Current guidance requires that I urgently refer every patient with a raised PSA(1) (that is 10% of men aged over 50(2)), pigmented lesions which score 3 on the 7 point score(1) (which is 50% of all pigmented lesions(3)), microscopic haematuria in someone over 50(1) (up to 16.1% of the population(4)), all patients with dysphagia(1) (present in 14% of those with GORD(5)), etc, etc. 10% of the population have CKD. 50% of women over 50 have “osteopenia”. Guidance advises that huge numbers should be treated for hypertension and hypercholesterolaemia.

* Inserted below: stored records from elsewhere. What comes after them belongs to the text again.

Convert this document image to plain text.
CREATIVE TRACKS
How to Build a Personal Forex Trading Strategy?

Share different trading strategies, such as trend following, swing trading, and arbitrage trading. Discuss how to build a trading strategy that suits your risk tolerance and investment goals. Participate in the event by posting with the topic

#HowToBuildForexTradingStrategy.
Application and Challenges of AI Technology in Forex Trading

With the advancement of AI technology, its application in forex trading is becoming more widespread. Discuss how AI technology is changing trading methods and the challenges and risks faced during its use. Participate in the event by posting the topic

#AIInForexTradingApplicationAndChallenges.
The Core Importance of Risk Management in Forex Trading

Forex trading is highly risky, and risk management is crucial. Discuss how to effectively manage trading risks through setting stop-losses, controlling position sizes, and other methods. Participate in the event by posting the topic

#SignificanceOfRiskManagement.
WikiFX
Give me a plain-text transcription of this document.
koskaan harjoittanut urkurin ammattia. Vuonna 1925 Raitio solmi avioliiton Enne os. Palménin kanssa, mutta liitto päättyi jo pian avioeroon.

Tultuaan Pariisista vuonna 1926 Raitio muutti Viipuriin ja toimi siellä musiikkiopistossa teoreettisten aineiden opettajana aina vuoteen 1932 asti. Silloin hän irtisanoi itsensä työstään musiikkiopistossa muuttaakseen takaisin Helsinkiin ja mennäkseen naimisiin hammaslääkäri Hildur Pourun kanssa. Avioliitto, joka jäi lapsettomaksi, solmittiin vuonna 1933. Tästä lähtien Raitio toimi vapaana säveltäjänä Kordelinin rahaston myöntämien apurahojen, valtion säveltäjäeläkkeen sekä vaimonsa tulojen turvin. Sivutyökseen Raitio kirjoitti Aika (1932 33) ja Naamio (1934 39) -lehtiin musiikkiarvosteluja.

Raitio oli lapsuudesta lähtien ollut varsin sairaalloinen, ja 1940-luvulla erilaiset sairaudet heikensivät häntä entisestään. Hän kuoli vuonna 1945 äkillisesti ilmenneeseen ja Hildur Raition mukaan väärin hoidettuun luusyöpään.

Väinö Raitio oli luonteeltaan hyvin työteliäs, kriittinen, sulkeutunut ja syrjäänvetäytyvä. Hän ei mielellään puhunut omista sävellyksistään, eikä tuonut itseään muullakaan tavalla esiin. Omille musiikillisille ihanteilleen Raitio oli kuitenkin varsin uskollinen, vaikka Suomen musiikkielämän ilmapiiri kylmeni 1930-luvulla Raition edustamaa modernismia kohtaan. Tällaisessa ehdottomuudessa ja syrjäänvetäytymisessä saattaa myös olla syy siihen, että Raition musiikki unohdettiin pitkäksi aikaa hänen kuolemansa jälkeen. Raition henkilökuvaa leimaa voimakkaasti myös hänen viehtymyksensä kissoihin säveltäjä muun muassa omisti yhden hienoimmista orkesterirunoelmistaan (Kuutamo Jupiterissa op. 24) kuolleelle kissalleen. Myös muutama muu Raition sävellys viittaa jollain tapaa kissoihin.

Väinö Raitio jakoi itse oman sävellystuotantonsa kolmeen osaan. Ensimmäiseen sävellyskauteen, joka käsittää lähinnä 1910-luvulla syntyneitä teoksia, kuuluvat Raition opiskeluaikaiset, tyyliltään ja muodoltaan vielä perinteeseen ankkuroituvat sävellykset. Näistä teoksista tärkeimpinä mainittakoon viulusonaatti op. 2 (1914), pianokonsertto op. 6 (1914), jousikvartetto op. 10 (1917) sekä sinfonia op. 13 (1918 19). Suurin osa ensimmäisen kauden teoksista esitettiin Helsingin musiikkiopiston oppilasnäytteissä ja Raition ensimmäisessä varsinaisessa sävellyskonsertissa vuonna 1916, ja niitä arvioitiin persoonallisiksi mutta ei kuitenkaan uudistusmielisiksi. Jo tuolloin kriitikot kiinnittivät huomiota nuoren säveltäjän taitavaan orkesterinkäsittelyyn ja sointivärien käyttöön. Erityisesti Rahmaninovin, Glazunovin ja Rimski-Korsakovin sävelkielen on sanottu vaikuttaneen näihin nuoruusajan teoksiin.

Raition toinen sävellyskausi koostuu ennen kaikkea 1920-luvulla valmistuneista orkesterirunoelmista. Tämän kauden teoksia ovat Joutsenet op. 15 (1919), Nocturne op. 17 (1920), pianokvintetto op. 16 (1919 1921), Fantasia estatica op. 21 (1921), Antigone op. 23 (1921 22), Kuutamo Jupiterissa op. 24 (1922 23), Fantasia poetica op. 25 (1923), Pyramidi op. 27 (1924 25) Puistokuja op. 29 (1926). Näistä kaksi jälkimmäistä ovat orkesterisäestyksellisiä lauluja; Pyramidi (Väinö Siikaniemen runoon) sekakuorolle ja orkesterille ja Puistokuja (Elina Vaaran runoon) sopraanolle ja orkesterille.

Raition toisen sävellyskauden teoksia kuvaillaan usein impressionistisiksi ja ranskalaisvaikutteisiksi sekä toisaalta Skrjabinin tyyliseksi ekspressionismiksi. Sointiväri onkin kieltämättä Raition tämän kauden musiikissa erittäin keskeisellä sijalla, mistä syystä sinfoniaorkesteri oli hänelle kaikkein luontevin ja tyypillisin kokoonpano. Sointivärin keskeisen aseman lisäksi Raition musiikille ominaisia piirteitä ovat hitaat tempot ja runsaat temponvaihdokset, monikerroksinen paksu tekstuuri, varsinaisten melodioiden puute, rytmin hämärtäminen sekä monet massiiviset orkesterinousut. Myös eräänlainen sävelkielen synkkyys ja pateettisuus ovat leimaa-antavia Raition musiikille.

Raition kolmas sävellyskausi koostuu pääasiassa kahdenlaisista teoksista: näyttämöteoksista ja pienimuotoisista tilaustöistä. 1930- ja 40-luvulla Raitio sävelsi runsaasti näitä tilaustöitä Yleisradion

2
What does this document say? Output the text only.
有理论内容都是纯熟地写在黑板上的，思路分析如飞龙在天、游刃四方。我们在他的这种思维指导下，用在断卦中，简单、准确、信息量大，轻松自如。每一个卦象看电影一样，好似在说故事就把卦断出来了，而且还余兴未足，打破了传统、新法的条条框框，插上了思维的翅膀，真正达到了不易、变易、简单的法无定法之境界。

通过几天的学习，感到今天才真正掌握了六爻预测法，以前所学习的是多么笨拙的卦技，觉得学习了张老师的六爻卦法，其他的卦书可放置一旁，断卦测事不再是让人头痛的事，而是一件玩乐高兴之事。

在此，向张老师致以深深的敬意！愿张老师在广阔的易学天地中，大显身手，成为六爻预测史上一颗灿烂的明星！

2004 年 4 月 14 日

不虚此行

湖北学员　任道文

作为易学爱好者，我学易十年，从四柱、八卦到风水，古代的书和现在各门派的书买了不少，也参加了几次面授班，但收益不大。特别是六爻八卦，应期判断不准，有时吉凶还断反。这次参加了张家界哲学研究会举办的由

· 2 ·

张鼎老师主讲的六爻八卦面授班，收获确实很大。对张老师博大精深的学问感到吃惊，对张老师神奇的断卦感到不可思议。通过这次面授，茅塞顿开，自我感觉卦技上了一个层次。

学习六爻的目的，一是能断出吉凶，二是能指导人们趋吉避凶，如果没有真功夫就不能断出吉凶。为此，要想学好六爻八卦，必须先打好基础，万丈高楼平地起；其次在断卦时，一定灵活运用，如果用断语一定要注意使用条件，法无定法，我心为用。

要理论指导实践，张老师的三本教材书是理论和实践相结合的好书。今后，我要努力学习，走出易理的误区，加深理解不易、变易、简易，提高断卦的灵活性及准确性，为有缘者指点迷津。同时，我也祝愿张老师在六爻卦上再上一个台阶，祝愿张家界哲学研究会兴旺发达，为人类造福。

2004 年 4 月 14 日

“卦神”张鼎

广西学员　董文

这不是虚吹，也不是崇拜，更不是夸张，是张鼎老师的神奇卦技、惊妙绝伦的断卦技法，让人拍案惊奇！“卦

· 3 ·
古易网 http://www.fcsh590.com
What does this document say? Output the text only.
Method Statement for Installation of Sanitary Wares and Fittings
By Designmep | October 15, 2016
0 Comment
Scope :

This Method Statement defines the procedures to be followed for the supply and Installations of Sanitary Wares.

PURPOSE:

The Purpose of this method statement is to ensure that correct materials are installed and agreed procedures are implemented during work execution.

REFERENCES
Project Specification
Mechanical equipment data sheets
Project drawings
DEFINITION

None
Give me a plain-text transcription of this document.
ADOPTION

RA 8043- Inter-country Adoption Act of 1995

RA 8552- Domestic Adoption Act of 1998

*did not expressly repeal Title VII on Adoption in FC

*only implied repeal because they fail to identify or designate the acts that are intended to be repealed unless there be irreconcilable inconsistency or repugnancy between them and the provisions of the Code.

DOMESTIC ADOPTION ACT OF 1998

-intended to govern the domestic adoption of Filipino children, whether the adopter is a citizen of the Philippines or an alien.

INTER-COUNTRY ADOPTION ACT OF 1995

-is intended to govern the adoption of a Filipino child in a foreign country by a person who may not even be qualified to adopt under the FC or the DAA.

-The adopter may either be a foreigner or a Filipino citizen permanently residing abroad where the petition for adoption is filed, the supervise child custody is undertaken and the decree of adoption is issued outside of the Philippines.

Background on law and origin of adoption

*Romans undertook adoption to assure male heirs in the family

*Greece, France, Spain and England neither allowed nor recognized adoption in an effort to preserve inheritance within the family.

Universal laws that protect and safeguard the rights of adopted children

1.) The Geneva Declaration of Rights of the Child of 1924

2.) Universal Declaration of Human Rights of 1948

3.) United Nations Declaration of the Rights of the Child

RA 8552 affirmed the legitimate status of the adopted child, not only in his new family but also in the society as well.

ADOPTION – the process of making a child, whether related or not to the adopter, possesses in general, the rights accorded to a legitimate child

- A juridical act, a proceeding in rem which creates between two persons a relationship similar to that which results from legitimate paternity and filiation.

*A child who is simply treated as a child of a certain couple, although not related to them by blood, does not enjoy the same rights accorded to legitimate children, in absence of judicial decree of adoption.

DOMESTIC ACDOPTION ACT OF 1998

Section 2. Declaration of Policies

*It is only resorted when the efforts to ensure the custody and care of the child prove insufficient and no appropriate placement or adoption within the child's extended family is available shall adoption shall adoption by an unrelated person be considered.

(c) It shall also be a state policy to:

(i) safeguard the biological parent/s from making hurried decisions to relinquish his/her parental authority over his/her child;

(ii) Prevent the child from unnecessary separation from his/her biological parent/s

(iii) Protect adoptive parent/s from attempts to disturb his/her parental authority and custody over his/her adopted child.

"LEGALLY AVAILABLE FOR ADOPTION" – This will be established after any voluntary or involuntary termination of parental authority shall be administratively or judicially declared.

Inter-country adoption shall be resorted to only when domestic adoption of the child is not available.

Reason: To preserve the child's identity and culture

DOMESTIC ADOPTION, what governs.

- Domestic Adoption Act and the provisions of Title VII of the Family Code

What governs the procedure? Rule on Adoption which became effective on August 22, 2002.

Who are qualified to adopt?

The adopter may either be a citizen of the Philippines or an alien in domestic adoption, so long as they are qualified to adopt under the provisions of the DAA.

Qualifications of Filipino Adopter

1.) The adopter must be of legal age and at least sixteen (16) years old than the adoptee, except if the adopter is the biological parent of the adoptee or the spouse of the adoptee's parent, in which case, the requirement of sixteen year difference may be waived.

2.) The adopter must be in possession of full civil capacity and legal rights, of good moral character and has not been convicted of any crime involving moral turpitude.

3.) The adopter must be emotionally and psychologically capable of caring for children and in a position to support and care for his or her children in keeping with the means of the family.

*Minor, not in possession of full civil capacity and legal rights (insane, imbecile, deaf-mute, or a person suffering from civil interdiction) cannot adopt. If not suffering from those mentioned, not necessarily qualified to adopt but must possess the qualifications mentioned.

Yet there is little recognition that studies are good at measuring the high level benefit to the few, but are poor at identifying the low level harm to the many(6). We have a measure of how many, once diagnosed, we need to treat to benefit (NNT), but we have relatively little idea of how many we harm, or of how much we harm them. We have no measure of how many we need to investigate to benefit (for PE for example), and we rarely discuss thresholds of absolute risk. If we refer patients at 11% absolute risk (as we do with cancer in the UK) we have a 50% chance of detecting disease after we investigate 6 people. At 1% risk, we investigate 69 before we get an evens chance of a diagnosis.
My wife and colleague Jenny du Toit had a powerful idea to reduce overmedicalisation. Exclude subspecialist expert authors from guidance committees. Insist instead on generalist authors, appropriately advised by expert subspecialists. The expert is rather rarely a therapeutic or diagnostic sceptic. The “SIF” (Single Issue Fanatic) sees their specialist condition everywhere. Research grants and recognition are proportional to the perceived importance of the condition. But their unmodified enthusiasm risks medicalising the world. Descartes had it right. The sceptic needs a voice.
Reference List
1. National Institute of Clinical Excellence. Referral guidelines for suspected cancer in adults and children. 2005. NICE.
Ref Type: Report
2. Alexander, F and et al. Prostate Cancer Risk Management Programme. 2002.
Ref Type: Pamphlet
3. Whited JD,.Grichnik JM. Does This Patient Have a Mole or a Melanoma? JAMA 1998;279:696-701.
4. Cohen R,.Brown R. Microscopic hematuria. N Engl J Med 2003;348:2330-8.
5. Kawashima,.et al. Prevalence of dysphagia among community dwelling elderly individuals as estimated using a questionaire for dysphagia screening. Dysphagia 2004;19:266-9.
6. Kent DM,.Hayward RA. Limitations of Applying Summary Results of Clinical Trials to Individual Patients: the need for risk stratification. Journal of the American Medical Association 2007;298:1209-13.
Competing interests: No competing interests
The problem of too much medicine and too little care most profoundly affects patients (and the health care system) at or near the end of life.
Patients remain at risk of receiving treatments they never would have wanted had full and informed consent been obtained, and physicians frequently offer and provide treatments that, even prospectively, can only pointlessly and painfully prolong the dying process.
Competing interests: No competing interests
Re: Too much medicine; too little care
It is notable that the editorial warns us of one red flag of "overdiagnosis" as "increasing incidence with same mortality". I see an exception in the overly aggressive screening and labeling for Type 2 Diabetes.
Recent mainstream media reports a claim of lowering of mortality of diabetics over the past 10+ years as discussed in "Diabetologia, the Journal of the European Association for the Study of Diabetes", from 90% to 51% (1). Very impressive if it were really because of our management strategies. But it is most likely a result of a "dilution" of the documented diabetic population, which previously were only made up of high risk "type 2" and type 1 diabetics. Increasing numbers of asymptomatic very low risk "type 2 diabetics" are now being labeled and recruited into the diabetic population making the overall prognosis better. It is a matter of increasing the denominator (diagnosed) and not decreasing the numerator (mortality). Other factors may come into play like overall improved quality of life and healthcare.
I hope type 2 diabetes is not missed as an "overdiagnosis" as it manages to pass one criteria while failing in all others.